Cela suppose que le média a un rôle important dans la société. Dans son rôle d'information, la télévision alimente les réflexions dans l'espace public et contribue à la construction des imaginaires sociaux. Pourquoi ? Parce que le média n'est pas un simple support qui permettrait la retransmission de la réalité. C'est une représentation de la réalité où sont visibles la confusion, la violence et l’urgence. La réalité n'ayant de consistance que pour ses acteurs, ici nos victimes. Cette consistance s’établit pour le spectateur dans la dimension symbolique de la confusion, de la violence et de l’urgence. Cette construction se fait grâce à des signes diffusés dans un discours qui donne un sens à l'événement. Or ces signes se structurent dans un contexte particulier, toujours en lien avec la culture environnante. Ce concept d'intertextualité suppose donc que les médias réactivent souvent les mêmes images, les mêmes peurs.

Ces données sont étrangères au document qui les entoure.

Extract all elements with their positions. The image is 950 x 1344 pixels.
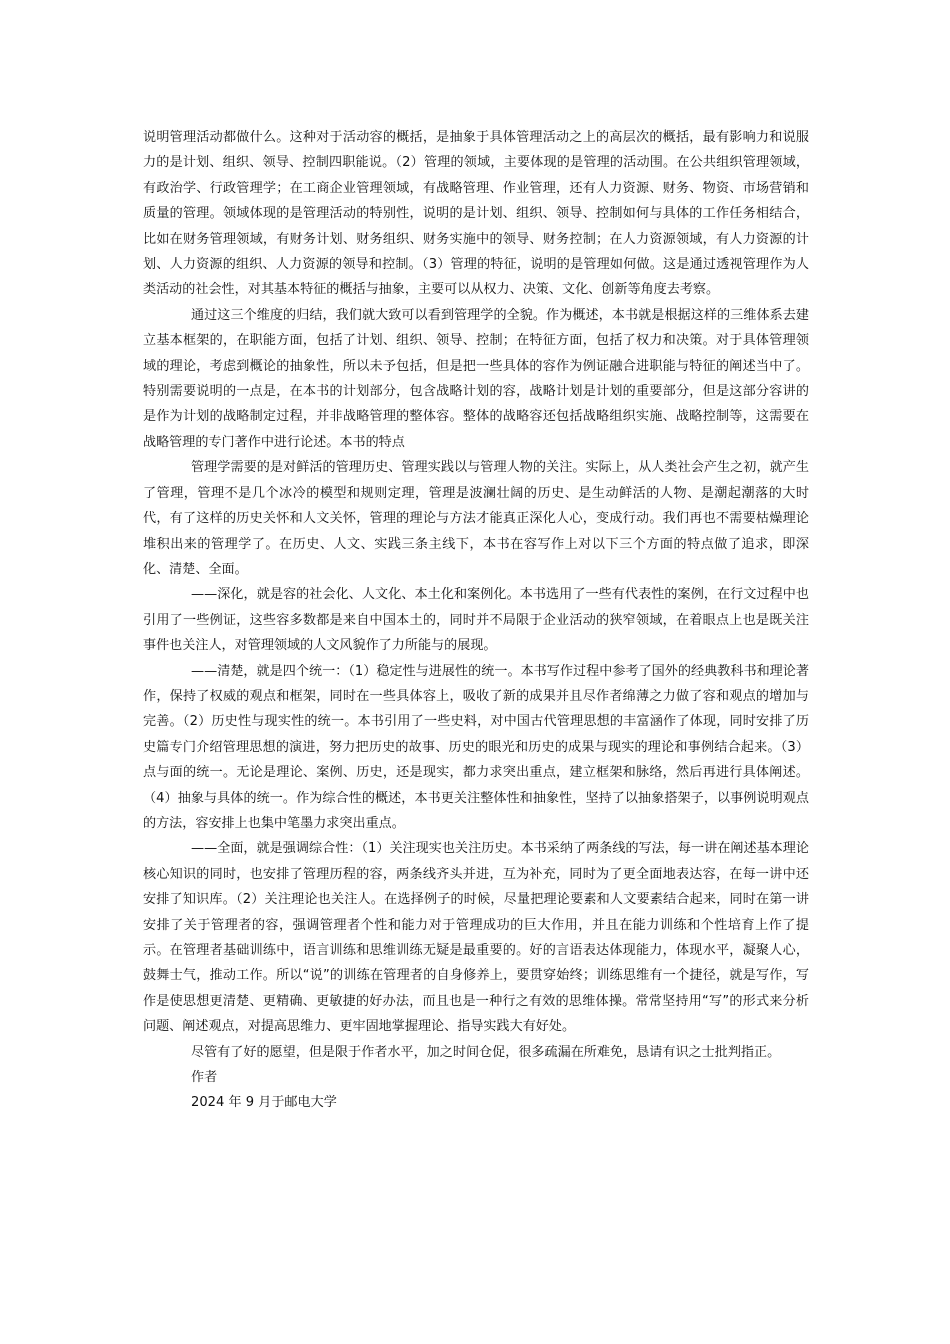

La situation est apparentée au «chaos, désordre, à la confusion, l'horreur, la désorganisation générale »265.Elle constitue un « calvaire, défi, une épreuve terrible et insurmontable, une tâche insurmontable »266. La confusion s’observe dans les «  moyens dérisoires, hôpitaux débordés, morgues saturées, les conditions sanitaires déplorables et l’effervescence »267 alors même qu’il y a urgence du fait de l’«  ampleur, des besoins colossaux, des besoins considérables »268. Cette situation est vécue et représentée comme une violence.

Notes
254.

Dictionnaire Petit Robert (2009), p.506

255.

Lancement du sujet n°16 de Sylvie CENSI, diffusé le 30 décembre 2004.

256.

Sujet n°15 de Nicolas ESCOULAN, diffusé le 26 janvier 2005.

257.

Sujet n°20 de Sylvie CENSI, diffusé le 31 décembre 2004.

258.

Dictionnaire Petit Robert (2009).

259.

Lancement du sujet n°3 de Nicolas ESCOULAN, diffusé le 26 décembre 2005.

260.

Sujet n°8 de Mathieu BENOIST, diffusé le 23 décembre 2005.

261.

Dictionnaire Petit Robert (2009).

262.

QUEMADA (sous la direction de) (1994), Trésor de la langue française, dictionnaire de la langue du XIXème et du XXème siècle (1789-1960), tome 16, p.840

263.

Sujet n°4 de Christophe PALLEE, diffusé le 27 décembre 2004.

264.

Sujet n°13 de Marine JACQUEMIN, diffusé le 3 janvier 2005.

265.

Sujet n°1 de Pierre GRANGE, diffusé le 27 décembre 2004, sujet n°2 de Cyril AUFFRET diffusé le 27 décembre 2004, sujet n°6 d’Anthony DUFOUR diffusé le 27 décembre 2004, duplex de Michèle FINES depuis Madras (Inde) diffusé le 29 décembre 2004.

266.

Sujet n°13 de Sylvain ROLAND diffusé le 31 décembre 2004, sujet n°20 de Sylvie CENSI diffusé le 31 décembre 2004, duplex de Mathieu BENOIST diffusé le 28 décembre 2004, sujet n°7 de Mathieu BENOIST diffusé le 30 décembre 2004.

267.

Sujet n°7 de Mathieu BENOIST diffusé le 30 décembre 2004, sujet n°4 de Christophe PALLEE diffusé le 27 décembre 2004, sujet n°11 de Jean-Pierre FEREY diffusé le 27 décembre 2004, sujet n°20 de Fatima MEDOUNI diffusé le 29 décembre 2004, sujet n°23 de Romain BOLZINGER diffusé le 29 décembre 2004.

268.

Sujet n°7 de Mathieu BENOIST diffusé le 30 décembre 2004, Duplex de Nicolas ESCOULAN diffusé le 30 décembre 2004, Duplex de Michel SCOTT diffusé le 30 décembre 2004.